This afternoon, President Barack Obama released the alternative pay plan for 2016. No doubt, this will be of considerable interest to the large number of federal employees in new and existing locality pay areas as well as to those in the “rest of the U.S.”
The president’s complete message is attached to this article and available below.
According to the president: “Under current law, locality pay increases averaging 28.74 percent and costing $26 billion would go into effect in January 2016. Federal agency budgets cannot sustain such increases.”
The net result is: “[L]ocality-based comparability payments for the locality pay areas established by the President’s Pay Agent, in the amounts set forth in the attached table, shall become effective on the first day of the first applicable pay period beginning on or after January 1, 2016.”
On August 28, 2015, the president issued a letter which read, in part: “I am transmitting an alternative plan for pay increases for civilian Federal employees covered by the General Schedule and certain other pay systems in January 2016….Specifically, I have determined that for 2016, across-the-board pay increases will be 1.0 percent.”
In his latest message, he wrote: “These (locality pay) rates are based on an allocation of 0.3 percent of payroll as indicated in my August 28, 2015, alternative pay plan for adjustments to the base General Schedule. These decisions will not materially affect our ability to attract and retain a well-qualified Federal workforce.”
The complete table of locality based pay for all regions is included below.
As expected, the average federal employee pay raise will be about 1.3%. The new base pay rates have not been issued by the Office of Personnel Management (OPM). Some locality pay areas will be receiving a smaller pay raise than they might have otherwise for reasons explained in this article. (See About 102,000 Feds to Get Pay Raise in New and Expanded Locality Pay Areas)
This table shows the locality rate or the Target Pay Gap established by the Federal Salary Council for the 13 new locality pay areas. Hopefully, no one was expecting a raise of 30% or more. The column on the right shows the actual 2016 Locality Pay Rate that has been approved for 2016.
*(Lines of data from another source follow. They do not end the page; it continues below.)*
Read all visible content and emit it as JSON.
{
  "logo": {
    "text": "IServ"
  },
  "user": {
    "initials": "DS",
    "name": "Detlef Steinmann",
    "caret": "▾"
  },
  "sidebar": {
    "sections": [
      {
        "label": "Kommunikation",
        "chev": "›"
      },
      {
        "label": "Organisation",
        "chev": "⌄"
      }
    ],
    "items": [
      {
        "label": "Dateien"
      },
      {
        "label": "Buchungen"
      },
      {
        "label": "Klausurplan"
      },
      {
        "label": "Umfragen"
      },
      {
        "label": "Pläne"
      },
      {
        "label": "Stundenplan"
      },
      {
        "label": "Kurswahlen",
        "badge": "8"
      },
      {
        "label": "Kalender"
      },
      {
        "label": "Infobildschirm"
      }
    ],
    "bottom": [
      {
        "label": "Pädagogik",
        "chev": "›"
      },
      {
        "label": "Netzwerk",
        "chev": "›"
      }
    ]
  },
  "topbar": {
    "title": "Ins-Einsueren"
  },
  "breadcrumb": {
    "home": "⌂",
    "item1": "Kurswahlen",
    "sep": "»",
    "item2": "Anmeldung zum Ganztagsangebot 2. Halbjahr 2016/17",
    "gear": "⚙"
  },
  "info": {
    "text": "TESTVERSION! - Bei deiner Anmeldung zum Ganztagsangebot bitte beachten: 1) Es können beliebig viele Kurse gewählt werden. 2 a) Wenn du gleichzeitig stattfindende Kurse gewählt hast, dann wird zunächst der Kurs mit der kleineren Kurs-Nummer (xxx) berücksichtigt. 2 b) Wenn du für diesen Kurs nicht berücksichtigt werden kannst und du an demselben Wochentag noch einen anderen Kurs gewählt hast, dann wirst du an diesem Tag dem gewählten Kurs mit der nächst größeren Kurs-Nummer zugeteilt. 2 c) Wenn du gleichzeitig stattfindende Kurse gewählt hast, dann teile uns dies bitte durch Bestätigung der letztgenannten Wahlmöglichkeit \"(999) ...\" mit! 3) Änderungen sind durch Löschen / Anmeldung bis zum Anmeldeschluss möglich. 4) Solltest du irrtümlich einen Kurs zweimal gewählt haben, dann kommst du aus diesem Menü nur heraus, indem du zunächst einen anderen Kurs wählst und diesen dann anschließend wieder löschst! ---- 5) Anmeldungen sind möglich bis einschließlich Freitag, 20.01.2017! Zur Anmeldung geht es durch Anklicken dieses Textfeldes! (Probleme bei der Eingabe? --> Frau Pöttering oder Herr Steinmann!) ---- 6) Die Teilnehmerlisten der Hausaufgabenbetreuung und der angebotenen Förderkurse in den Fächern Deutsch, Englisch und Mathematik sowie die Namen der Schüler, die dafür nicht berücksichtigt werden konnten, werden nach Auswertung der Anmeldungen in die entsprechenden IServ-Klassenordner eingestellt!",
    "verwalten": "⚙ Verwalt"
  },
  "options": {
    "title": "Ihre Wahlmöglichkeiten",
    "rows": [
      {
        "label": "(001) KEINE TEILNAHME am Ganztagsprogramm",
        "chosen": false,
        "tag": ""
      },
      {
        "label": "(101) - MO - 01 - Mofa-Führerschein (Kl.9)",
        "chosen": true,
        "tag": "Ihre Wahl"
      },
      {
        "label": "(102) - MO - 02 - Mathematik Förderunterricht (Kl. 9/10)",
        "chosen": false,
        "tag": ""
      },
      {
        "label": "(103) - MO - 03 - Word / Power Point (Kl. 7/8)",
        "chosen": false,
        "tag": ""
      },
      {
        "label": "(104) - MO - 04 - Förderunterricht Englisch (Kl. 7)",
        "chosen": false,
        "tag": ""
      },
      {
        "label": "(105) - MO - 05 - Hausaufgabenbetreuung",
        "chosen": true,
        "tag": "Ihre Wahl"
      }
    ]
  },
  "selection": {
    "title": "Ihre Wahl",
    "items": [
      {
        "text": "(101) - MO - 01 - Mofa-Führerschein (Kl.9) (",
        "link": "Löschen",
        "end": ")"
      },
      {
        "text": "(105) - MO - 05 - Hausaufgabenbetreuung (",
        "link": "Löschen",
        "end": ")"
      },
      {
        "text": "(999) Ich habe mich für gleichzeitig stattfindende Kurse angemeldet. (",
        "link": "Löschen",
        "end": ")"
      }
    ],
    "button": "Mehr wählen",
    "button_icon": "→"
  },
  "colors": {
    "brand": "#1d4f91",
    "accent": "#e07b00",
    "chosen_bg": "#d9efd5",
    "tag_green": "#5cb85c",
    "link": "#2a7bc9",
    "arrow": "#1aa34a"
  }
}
|Locality Area||Locality Rate (Target Pay Gap)||2016 Locality Pay Rate|
|Albany- Schenectady, NY||46.02%||14.49%|
|Albuquerque-Santa Fe-Las Vegas, NM||34.51%||14.37%|
|Austin-Round Rock, TX||47.47%||14.51%|
|Colorado Springs, CO||48.20%||14.52%|
|Davenport- Moline, IA–IL||40.14%||14.43%|
|Harrisburg-York- Lebanon, PA||43.76%||14.47%|
|Kansas City- Overland Park-Kansas City, MO–KS||11.88%||14.49%|
|Las Vegas-Henderson, NV–AZ||51.39%||14.55%|
|Palm Bay- Melbourne-Titusville, FL||38.89%||14.42%|
|St. Louis-St. Charles-Farmington, MO–IL||45.23%||14.49%|
|Rest of the U.S.||14.35%|
Here is the complete list of all locality pay areas in the U.S. for 2016.
|Locality Pay Area||Locality Payment|
|Albuquerque-Santa Fe-Las Vegas, NM||14.37%|
|Atlanta—Athens-Clarke County—Sandy Springs, GA-AL||19.58%|
|Austin-Round Rock, TX||14.51%|
|Colorado Springs, CO||14.52%|
|Dallas-Fort Worth, TX-OK||21.04%|
|Detroit-Warren-Ann Arbor, MI||24.40%|
|Hartford-West Hartford, CT-MA||26.20%|
|Houston-The Woodlands, TX||29.11%|
|Kansas City-Overland Park-Kansas City, MO-KS||14.49%|
|Las Vegas-Henderson, NV-AZ||14.55%|
|Los Angeles-Long Beach, CA||27.65%|
|Miami-Fort Lauderdale-Port St. Lucie, FL||21.05%|
|Minneapolis-St. Paul, MN-WI||21.30%|
|New York-Newark, NY-NJ-CT-PA||29.20%|
|Palm Bay-Melbourne-Titusville, FL||14.42%|
|Pittsburgh-New Castle-Weirton, PA-OH-WV||16.68%|
|Raleigh-Durham-Chapel Hill, NC||17.94%|
|San Diego-Carlsbad, CA||24.73%|
|San Jose-San Francisco-Oakland, CA||35.75%|
|St. Louis-St. Charles-Farmington, MO-IL||14.49%|
|Rest of U.S.||14.35%|
For 2016, the highest locality pay rate in the U.S. will be the San Jose-San Francisco-Oakland, CA area with a locality pay rate of 35.75%. In 2015, the locality pay in this area was 35.15%.
We do not yet have the actual pay rates for each grade, step and locality.